Daniels estrela a série como Del, um chefe de polícia da pacata cidade de Buell, que fica longe do ritz de Pittsburgh, e cujos bares funcionam como centros comunitários. Ele é uma parte da ideia inicialmente interessante do programa de usuários de drogas, mostrado esmagando e, em seguida, pesando cuidadosamente sua medicação nos minutos iniciais do piloto, rimando como outros usam pílulas e outros tóxicos nesta comunidade que envolve muitos prédios sob condenação. Del vagueia pela cidade como uma espécie de figura paterna onisciente, com seus próprios demônios e isolamento, e é capaz de lidar com os taverneiros tanto quanto com os homens armados que tentam intimidar os forasteiros. Seu tom é todo Daniels, olhares ininterruptos e frases sarcásticas, como se a forma final do ator fosse ir a pseudo-faroestes como este. Ele pode ser divertido de assistir, mesmo que seja pela maneira como sua abordagem para acalmar a autoridade (este lado de “The Newsroom”) permanece inigualável.

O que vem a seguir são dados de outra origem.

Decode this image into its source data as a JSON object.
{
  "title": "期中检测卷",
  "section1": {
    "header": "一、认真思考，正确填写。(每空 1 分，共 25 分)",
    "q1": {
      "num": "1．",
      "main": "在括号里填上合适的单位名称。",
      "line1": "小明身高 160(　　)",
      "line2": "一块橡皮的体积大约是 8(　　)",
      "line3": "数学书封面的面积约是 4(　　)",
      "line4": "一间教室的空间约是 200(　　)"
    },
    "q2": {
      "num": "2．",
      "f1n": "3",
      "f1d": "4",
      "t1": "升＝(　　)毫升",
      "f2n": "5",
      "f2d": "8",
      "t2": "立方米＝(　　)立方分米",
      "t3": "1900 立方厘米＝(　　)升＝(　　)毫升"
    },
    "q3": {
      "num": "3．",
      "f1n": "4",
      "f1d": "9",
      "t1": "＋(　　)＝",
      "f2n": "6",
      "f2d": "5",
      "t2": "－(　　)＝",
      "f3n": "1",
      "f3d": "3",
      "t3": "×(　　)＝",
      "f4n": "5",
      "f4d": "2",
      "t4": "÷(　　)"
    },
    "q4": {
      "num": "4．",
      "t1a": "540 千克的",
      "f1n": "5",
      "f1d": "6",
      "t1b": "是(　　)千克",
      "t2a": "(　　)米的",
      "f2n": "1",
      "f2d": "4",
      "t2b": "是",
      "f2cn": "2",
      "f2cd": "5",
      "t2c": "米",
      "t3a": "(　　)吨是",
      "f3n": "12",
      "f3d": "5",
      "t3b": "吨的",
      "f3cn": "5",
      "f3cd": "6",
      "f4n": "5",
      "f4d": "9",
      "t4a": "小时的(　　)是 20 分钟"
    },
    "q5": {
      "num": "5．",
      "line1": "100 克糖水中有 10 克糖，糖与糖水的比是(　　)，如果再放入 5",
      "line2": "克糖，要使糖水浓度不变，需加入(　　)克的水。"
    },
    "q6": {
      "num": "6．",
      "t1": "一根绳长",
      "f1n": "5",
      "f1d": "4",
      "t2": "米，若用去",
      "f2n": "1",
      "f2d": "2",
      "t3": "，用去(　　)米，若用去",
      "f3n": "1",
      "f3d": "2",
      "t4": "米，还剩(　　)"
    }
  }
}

O mistério moderno de “American Rust” relaciona-se com eventos de seis meses atrás, que recebem muitos detalhes no primeiro episódio. Del usa seu domínio como policial, como uma figura da comunidade que pode se sentar em frente ao juiz como um velho amigo, para obter do mencionado Billy uma sentença mais leve por um ataque brutal que, no entanto, parece ser em legítima defesa. A mãe de Billy é Grace (Tierney, não muito dada nos primeiros três episódios fornecidos à imprensa), que está liderando os esforços de sindicalização na cidade, e encontra sua atenção emocional puxada entre Del e seu marido mais abertamente idiota. Billy encarna um tipo de potencial passageiro para o povo de Buell, tendo perdido a chance de se tornar um astro do futebol, e a atuação de Neustaedter é uma das muitas peças ofensivas e azedas da produção.

Billy tem uma amizade, descrita como uma névoa densa, com um colega chamado Isaac (David Alvarez), que viu Billy entrar no que se tornou a cena do crime. Isaac tem sua própria história vaga e angústia atual com seu pai Henry English (Bill Camp), e uma mãe que foi encontrada em um lago próximo com pedras nos bolsos. Sua irmã Lee (Julia Mayorga) trocou Buell pela cidade grande e se casou com um cara rico, mas ela voltou para a cidade quando Isaac desapareceu no final do episódio um.

Tudo para dizer que esta série está repleta de personagens vazios, mas ofendidos, sua criação pouco mais do que um panorama borrado do miserabilismo americano. A desolação se torna não apenas um disfarce, mas sua própria estética, tornada ainda mais sufocante pelo diálogo pesado que adiciona gravidade à trama gradual e sem brilho que fará algo como jogar casualmente dois personagens em um rio congelado, precisando de algum tipo de emoção. Também é um pouco enlouquecedor que, embora o programa inclua tantas ideias– uso excessivo e casual de drogas, cuidar de um dos pais, relacionamentos românticos tensos mais tarde na vida, sindicalização, futebol etc. – dificilmente se trata de quase nada.